Nariz surpreendentemente defumado; carnudo, amplo mas esguio, com agradáveis notas de framboesa e florais, acompanhadas por toques de torrada e trufa. Final longo e suculento.

96

/100

La RVF

Como é habitual, Christine e Xavier Pariente “demoraram” para vindimar, querendo levar a maturação das uvas o mais longe possível. Os rendimentos são baixos, mas o vinho revela uma consistência extraordinária. Nariz radiante entre fruta preta e madeira especiada. Na boca, desenvolve uma matéria opulenta, ultra concentrada, cheia, saborosa, com uma imensa paleta aromática. Um sucesso que demonstra de forma brilhante que Troplong-Mondot merece—talvez mais do que outros—o seu estatuto de premier cru classé.

96

/100

Le Figaro Vin

Um vinho denso e compacto, muito concentrado, longo, austero, firme e tânico, mas com um belo fundo. Vai precisar de tempo para desenvolver todo o seu potencial.

96

/100

Yves Beck

O bouquet do 2009 está aberto, intenso e convidativo! Sugere um caráter solar, mas apresenta uma tendência floral… o que é promissor neste contexto! Notas de chá preto e caramelo, complementadas por bagas negras. No paladar, o vinho é acariciante, sedoso, sedutor e perfeitamente equilibrado. Um vinho de prazer, pronto para ser apreciado, mantendo o rumo para uma evolução confiável.

96

/100

Jean-Marc Quarin

Jean-Marc Quarin

Logótipo na rolha: MS Cor escura, intensa e ligeiramente evoluída. Nariz intenso e fino, frutado, com notas de alcaçuz e um leve toque de madeira. Muito preciso na textura desde o ataque, particularmente frutado no meio de boca, amplo, sedoso e suculento, um toque caloroso; o vinho evolui untuoso, longo, especiado, nobre e sem arestas. Aproveite agora.

97

/100

Wine Enthusiast

R.V.

Um vinho muito concentrado, com uma elegância notável. Equilibra frutos vermelhos maduros com notas de chocolate e madeira, numa combinação rica e plenamente madura. O vinho tem potência, sem perder o seu caráter equilibrado. Está pronto para um longo envelhecimento.

Descrição

Um notável vinho tinto Saint-Emilion

Vinha de 33 hectares, no planalto de argila calcária a leste de Saint-EmilionO Château Troplong Mondot é um 1er Grand Cru Classé B. O lote desta imensa colheita de 2009, um dos maiores vinhos que a propriedade produziu e unanimemente aclamado pela crítica, é de 86% Merlotde 10% Cabernet Franc e 4% Cabernet Sauvignon.

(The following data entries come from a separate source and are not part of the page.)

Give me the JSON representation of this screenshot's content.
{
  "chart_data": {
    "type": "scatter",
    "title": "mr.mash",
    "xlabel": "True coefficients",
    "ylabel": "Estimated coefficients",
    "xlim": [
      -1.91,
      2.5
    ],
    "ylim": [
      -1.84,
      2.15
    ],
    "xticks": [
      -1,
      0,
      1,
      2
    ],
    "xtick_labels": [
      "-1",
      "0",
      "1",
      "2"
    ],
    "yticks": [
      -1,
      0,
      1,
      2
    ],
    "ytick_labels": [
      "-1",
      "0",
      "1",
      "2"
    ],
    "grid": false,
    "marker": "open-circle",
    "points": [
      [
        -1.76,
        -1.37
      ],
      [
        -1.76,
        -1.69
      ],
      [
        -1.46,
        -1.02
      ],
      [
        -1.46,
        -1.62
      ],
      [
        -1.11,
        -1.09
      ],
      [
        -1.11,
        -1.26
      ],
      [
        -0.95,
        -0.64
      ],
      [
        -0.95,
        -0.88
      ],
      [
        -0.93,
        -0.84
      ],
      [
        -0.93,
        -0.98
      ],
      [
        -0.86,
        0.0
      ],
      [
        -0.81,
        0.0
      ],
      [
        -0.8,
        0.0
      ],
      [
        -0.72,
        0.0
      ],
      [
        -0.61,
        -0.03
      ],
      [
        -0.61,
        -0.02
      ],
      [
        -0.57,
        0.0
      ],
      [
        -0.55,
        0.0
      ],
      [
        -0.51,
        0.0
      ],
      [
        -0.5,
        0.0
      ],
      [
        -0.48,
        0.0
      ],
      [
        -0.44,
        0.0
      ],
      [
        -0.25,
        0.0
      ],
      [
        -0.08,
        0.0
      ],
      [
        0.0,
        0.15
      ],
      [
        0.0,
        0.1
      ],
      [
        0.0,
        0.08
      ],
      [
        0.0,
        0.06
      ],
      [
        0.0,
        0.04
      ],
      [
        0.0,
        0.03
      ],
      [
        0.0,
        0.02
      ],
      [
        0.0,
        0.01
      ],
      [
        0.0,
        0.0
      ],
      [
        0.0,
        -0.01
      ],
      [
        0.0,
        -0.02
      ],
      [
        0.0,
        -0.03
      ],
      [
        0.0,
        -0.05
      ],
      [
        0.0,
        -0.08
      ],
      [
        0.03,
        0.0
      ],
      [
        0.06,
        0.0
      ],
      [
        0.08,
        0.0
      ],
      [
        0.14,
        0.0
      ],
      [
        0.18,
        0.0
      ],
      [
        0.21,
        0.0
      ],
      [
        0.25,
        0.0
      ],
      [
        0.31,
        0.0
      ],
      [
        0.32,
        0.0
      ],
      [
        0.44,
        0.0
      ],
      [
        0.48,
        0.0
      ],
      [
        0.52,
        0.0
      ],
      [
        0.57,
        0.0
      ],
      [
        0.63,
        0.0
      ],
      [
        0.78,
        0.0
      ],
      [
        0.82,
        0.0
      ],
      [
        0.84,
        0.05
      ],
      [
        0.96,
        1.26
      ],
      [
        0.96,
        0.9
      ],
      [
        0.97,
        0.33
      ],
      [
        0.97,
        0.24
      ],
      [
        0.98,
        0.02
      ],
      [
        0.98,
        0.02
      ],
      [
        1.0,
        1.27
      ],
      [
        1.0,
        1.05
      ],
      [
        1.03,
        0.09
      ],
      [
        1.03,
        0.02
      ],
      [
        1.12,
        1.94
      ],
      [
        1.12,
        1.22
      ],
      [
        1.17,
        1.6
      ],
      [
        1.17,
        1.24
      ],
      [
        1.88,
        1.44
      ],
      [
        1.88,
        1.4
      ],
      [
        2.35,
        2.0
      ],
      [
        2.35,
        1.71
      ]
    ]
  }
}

O vinho oferece uma apresentação magnífica. O seu manto tem uma cor particular, cereja preta com reflexos roxos. No nariz, o Castelo Troplong Mondot O ano de 2009 é profundo, bastante vinoso e rico. Pode-se cheirar notas de frutas pretas, bem como fragrâncias amadeiradas, baunilha e especiarias. No paladar, o vinho é profundo e poderoso. Este vinho é excepcionalmente rico, com taninos apertados e doces. É incrivelmente longo, fino e muito frutado.